The reality is that every financial decision and purchasing choice I make has repercussions, not only in my local community, but across the globe. This is about far more than being a concerned or ethical shopper, as trendy or good as that may be, it is about reclaiming worth for ourselves and our fellow planet dwellers, making money real and its benefits percolating throughout communities; about valuing what’s real and lasting in relationships, in the natural world, and not being exclusively governed by ‘the bottom line’. Of course, not everyone will get on board, those who have a vested interest in the status quo, who keep their fingers crossed and ‘fiddle while Rome burns’, but we don’t need everyone on board, just enough to reach tipping point. Change will come. It has to. We can either be a part of it, and acknowledge our place in the world, or we can act with self-interest and greed, failing to acknowledge that with we are part of something much bigger than ourselves. It will be a shock to those people when the world swallows them up and spits them out!

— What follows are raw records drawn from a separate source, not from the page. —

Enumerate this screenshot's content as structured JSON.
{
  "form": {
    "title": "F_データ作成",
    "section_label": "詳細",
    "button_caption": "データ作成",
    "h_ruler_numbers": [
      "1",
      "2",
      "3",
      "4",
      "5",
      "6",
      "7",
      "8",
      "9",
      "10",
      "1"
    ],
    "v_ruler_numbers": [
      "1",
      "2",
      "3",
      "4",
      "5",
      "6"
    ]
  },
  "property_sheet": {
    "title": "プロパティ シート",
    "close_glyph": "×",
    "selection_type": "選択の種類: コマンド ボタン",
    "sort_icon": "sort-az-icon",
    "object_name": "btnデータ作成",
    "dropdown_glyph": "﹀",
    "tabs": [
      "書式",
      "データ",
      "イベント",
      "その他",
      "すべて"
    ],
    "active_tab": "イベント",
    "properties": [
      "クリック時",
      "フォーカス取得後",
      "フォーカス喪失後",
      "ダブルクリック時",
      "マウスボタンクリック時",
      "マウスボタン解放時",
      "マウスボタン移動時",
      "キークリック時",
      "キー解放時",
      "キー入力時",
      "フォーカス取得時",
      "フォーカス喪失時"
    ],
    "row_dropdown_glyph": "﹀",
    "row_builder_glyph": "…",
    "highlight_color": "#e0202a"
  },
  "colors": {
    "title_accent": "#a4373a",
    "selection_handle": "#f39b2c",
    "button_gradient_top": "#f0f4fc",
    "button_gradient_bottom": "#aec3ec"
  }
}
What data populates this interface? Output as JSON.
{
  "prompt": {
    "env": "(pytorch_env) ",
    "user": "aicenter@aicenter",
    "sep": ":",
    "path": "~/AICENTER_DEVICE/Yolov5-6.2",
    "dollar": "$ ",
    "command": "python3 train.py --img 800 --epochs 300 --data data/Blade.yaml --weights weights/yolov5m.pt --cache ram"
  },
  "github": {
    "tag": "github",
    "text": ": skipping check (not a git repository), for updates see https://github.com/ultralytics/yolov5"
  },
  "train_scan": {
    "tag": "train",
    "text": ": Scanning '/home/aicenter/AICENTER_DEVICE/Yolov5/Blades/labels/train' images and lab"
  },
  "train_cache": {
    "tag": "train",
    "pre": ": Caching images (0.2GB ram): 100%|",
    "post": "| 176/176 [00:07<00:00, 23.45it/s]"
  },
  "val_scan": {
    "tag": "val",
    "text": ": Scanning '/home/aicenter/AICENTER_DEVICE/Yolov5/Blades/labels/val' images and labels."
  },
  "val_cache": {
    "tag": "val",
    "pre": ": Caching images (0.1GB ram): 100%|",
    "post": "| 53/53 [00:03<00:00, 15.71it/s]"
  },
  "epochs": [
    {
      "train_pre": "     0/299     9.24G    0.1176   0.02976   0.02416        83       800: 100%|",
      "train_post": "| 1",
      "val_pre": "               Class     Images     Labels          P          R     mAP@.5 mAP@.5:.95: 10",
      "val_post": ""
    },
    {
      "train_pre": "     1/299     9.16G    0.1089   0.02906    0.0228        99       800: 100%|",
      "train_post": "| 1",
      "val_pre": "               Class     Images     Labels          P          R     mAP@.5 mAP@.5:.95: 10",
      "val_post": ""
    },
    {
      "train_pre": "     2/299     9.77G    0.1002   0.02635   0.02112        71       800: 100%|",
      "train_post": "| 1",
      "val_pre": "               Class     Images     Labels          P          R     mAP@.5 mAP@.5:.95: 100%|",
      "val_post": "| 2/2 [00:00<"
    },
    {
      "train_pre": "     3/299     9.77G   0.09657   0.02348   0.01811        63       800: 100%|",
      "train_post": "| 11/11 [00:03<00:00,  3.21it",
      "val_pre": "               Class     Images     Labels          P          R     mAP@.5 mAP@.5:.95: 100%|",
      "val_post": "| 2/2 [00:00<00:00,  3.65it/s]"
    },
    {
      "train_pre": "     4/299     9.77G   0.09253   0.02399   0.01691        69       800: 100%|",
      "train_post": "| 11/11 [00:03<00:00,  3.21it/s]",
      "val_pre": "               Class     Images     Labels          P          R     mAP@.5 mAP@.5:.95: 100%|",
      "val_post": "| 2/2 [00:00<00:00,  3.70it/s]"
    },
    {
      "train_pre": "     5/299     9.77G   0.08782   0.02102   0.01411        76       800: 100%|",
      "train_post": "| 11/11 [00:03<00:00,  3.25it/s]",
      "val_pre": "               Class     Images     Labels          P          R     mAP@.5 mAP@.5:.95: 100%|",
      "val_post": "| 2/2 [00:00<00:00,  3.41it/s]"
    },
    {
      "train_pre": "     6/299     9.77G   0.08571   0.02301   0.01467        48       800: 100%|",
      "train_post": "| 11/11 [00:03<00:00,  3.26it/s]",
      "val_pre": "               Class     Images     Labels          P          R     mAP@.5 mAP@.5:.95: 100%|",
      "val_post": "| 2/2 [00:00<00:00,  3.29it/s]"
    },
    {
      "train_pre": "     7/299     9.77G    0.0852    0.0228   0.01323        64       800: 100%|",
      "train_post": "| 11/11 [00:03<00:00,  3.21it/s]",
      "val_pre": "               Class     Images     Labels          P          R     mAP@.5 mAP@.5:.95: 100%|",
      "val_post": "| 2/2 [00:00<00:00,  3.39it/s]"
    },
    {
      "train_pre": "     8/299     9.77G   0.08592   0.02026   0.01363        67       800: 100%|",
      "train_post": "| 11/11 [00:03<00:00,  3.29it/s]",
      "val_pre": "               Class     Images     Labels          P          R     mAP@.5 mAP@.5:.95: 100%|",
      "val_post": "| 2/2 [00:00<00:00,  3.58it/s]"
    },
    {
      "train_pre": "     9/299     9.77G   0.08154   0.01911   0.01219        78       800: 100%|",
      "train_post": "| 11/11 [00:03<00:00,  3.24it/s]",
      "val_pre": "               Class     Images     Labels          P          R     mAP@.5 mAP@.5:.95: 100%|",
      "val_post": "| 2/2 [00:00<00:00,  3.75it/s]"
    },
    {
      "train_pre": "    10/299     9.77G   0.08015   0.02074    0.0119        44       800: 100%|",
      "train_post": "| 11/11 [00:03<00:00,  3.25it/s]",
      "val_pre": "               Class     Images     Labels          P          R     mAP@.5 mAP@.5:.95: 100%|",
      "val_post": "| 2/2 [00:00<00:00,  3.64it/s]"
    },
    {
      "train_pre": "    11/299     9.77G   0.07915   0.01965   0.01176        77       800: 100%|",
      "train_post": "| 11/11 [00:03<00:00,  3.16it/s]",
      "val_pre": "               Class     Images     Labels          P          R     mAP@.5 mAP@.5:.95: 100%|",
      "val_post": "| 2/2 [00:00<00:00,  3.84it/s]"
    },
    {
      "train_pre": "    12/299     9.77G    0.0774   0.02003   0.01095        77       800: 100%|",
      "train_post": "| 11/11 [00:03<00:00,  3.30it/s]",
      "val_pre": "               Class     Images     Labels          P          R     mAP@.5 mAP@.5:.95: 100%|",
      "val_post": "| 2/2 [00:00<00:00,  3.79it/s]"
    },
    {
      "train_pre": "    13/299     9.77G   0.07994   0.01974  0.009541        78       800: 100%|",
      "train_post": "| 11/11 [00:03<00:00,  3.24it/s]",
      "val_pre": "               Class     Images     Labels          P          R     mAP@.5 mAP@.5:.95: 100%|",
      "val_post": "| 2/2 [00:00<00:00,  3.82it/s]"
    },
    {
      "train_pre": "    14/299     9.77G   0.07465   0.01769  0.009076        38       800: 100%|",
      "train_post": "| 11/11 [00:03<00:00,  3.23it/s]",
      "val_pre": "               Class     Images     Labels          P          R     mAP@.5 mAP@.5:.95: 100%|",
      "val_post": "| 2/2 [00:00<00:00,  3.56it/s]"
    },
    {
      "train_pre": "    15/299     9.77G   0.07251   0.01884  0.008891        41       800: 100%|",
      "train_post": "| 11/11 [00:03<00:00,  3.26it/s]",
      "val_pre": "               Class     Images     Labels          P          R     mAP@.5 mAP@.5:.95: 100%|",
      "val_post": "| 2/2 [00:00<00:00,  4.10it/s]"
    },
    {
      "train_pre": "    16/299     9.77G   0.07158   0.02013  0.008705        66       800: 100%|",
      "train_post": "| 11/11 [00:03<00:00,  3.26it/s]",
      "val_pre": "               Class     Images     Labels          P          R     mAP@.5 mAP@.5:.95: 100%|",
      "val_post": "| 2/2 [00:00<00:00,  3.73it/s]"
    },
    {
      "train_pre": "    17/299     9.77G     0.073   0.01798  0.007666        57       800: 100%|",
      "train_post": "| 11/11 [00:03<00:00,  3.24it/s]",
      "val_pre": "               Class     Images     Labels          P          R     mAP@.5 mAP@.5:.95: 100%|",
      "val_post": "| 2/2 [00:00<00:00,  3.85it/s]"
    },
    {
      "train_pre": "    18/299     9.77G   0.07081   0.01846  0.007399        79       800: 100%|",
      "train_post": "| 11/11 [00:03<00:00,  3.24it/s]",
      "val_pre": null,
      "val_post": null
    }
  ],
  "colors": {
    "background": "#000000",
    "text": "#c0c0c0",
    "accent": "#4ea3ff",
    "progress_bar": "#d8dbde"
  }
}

I’m glad that Labour got in at the recent UK elections and I pray the Democrats do in the US ( despite not being a praying person!) but they do not have exclusive answers to their country’s’ problems, never mind the worlds and I certainly don’t have the answers. No one person or organisation or political ideology does, whatever they may say, and that’s the positive part – we all have a section of the jigsaw that makes the whole picture - only by collaboration and co-operation can we piece it all together. I am not a pessimist, but I do believe we need a revolution to take place on a global scale – financial, political, social, and personal. Global warming, the rise in food costs, fuel costs in the UK, the rise of the right and the current turmoil in the financial markets of Europe and beyond are not isolated happenings, but intimately connected to the way we live as nations and individuals.
I acknowledge that my grasp of this topic is woefully inadequate and ill-informed. Thankfully there are much better minds than mine working on solutions to the challenges we face. What I do know is that change is both necessary and inevitable – and it will be better to ride the crest of the wave together than to crash and burn on the beach alone.
Resources
Some books I’ve read in recent years that have given me hope:
Doughnut Economics - Sophie Raworth
From What is to What if - Rob Hopkins
Active Hope: How to Face the Mess We’re in with Unexpected Resilience and Creative Power - Joanna Marcy and Chris Johnstone
Check out Transition organisations in your area and local development trusts and community organisations who often work collaboratively to benefit communities now and in the future.
Big topic as you say and has been for generations. I remember reading and being worried by ‘Silent Spring’ R Carson in the mid 1960s. Have we ecologically improved since then?
Also further back in the 19th century George Eliot wrote of the web of affinities, which as you also suggest -links us all together - currently in the situation in which we find ourselves today.
Thanks so much, Juliet. As always, appreciate your engagement.